Sunday, December 27, 2009

Saying goodbye to a tough year, and thanking those who made a difference


* ... LOOKING BACK: I don't know anyone who wants to get older, but it's a measure of how tough a year it has been that just about everyone is eager to get 2009 behind them. Businesses struggled, thousands of local people lost their jobs and others suffered personal, emotional and physical setbacks. Recessions are odd things; it is much too easy to focus on how bad things are. But it is also time when we all reorder our priorities and focus on the things and the people that matter. I've been inspired by so many local people who have chosen to stay optimistic and plod forward, setting an example for us all. Some of those who lifted my spirits this year:
 - Local businessman Marvin Steinert, already one of our community's most generous benefactors, who had to deal with a rare illness that left him blind literally overnight. Marv responded by focusing on his faith and continuing to support our local non-profits, including writing a $50,000 check to the new children's medical center at Memorial Hospital.
 - Local community activist Wendy Wayne, who continues to show an indomitable spirit in the face of her own fight with cancer. Wendy does more for our community in a year than most of us do in a lifetime.
 - Judi McCarthy, who almost single handily kept the Kern Community Foundation going through a tumultuous year and whose sole goal is  to provide resources to help others.
 - Horace Mitchell, president of Cal State Bakersfield, who has laid out a clear vision for the university and guided it through a most difficult period. He has taken the heat for state budget cuts, but his vision has been unwavering.
 - Don Martin, the owner of Metro Galleries downtown, who kept all our spirits high by helping revive the downtown art scene through sheer will power and clever marketing.
 - All the service clubs in our community - Rotary, Kiwanis, Lions etc - whose only reason for existing is to build up our community.
 - Bernie Herman, executive director of the Bakersfield Museum of Art, and his talented staff who brought our community a level of fine arts that we have never seen and in turn made us all better.
 - Watson-Touchstone Realtor Mary Christenson and all her colleagues who somehow  managed to stay upbeat in the face of a dismal housing market.
 - We lost so many good people this year - John Petrini (last December), Shirley Ann Fiddler, Janice Jay, Lenore Carter, Donna Corum, Stan Simrin, Alton Saceaux, just to name a few - let's keep their memories alive. Their lives all enriched our community.

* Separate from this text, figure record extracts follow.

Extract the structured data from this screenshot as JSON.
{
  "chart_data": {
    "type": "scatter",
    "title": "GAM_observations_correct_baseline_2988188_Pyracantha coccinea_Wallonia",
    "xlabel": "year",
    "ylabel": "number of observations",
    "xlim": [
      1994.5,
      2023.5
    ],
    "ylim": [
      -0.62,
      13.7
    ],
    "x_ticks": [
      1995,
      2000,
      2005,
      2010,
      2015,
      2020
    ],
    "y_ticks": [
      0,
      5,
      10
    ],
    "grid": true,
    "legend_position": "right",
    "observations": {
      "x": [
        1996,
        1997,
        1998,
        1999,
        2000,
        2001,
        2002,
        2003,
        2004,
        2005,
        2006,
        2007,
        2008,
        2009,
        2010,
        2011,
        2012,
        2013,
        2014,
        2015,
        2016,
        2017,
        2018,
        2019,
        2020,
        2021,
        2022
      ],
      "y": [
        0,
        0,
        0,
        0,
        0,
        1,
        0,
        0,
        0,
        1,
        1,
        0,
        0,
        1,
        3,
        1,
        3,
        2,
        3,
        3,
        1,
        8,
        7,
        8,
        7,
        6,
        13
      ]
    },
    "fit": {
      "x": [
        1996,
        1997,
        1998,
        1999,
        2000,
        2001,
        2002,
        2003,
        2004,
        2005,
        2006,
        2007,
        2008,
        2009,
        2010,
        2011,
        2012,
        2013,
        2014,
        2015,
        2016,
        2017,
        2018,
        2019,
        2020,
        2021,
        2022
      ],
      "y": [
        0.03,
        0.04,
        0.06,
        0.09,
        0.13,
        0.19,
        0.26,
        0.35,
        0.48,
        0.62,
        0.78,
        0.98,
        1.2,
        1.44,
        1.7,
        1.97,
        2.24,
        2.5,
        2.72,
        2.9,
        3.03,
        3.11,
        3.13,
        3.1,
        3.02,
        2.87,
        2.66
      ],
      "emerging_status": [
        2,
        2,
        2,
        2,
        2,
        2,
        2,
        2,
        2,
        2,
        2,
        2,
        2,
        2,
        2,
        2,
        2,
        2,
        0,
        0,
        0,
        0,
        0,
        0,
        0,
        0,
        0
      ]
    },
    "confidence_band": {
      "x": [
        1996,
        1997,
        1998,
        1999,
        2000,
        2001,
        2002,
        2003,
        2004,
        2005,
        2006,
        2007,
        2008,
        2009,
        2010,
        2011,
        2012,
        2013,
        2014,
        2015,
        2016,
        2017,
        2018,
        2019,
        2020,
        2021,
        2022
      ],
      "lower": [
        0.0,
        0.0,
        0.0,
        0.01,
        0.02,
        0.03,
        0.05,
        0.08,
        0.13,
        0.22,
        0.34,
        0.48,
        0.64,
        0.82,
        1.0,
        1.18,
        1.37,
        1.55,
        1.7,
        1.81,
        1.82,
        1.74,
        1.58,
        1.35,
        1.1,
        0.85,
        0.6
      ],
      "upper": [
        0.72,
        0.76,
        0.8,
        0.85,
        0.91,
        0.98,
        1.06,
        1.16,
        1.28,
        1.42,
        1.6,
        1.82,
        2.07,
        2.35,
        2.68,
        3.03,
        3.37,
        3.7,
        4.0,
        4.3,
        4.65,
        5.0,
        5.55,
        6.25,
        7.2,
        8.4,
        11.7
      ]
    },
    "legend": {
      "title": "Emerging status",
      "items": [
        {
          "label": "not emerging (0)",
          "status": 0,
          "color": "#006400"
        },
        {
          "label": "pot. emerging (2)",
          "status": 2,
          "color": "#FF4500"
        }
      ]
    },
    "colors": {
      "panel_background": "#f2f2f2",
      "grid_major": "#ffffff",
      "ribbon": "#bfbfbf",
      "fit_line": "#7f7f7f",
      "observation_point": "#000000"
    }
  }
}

 * ... A FOUNDATION GROWS: Barry Rosenfeld, a former president of Bakersfield West Rotary, wrote to tell me about the success of the West Rotary Foundation. Most Rotary clubs have foundations and their generosity to local non-profits and charities is well known. Barry, who incidentally started the famous Cioppino feed fund raiser when he was president in 1993, is understandably proud of his foundation's growth. In his words:

  "When I became president of the Foundation on January 1, 2004 our balance was $140,000. Today we have more than doubled the corpus-we now have over $300,000! During this time, we have donated over $300,000, mostly to youth programs in Kern County (we have made a few other contributions, including a donation to the Rotary Polio Plus program). I share this with you, because the success we have had can mostly be attributed to the members and spouses of Bakersfield West Rotary as well as the other eight Foundation board members."
* .... BAKO OR BAKERSFIELD? Reader Virginia Smith writes in: "From a native of the East Coast:  Boston has learned to accept 'Bean Town'  Natives of Maryland much prefer 'Balto' to the soubriquet recently given to Baltimore by the NY Times:  'Crabcake Corners.'  And Alabamians were distraught by the name used for their largest city during the violence of the civil rights movement in the 1960s:  'Bombingham.'  Be happy with 'Bako;'  it could be much worse. Remember Johnny Carson?"
 Yet another reader, John Strand of Lake Isabella, hates the term "Bako" and offered me this advice: "Bako instead  of Bakersfield is like using Bean-O instead of Beene. Maybe this thing will die a natural death." Thanks John, but some of my dearest friends have called me "Bean-O" for years, and you can too. I won't take offense.


Barbara Reid said...

Great post, Bean-O! ;-)

I want to add my thanks to Don Martin who represents me as an artist but who also inspires me to stay grounded in Bakersfield at a time when I could consider a move. Good people make all the difference. I echo your comments about the Bakersfield Museum of Art--their offerings have been incredible! The current show is a must-see!

Anonymous said...

I was raised in Bakersfield from about 1935 to 1945...and then about 1962 to 1968. I know live in Salt Lake City. Whenever I tell new friends that I raised in Bakersfield, some are quite sympathetic thinking that I was raised in Baker, California...and make remarks about the heat, desert, "godforsakenplace", etc. Not that Baker isn't a nice place...I'm sure the natives like it there...but the confusion and comparison and sometimes humorous. So, if we can think of a moniker for Bakersfield that identifies it more closely with it actual much the better!

RB Powers Jr.

Anonymous said...

And don't forget the Bakersfield Californian who promoted the arts more than any other media in Kern County!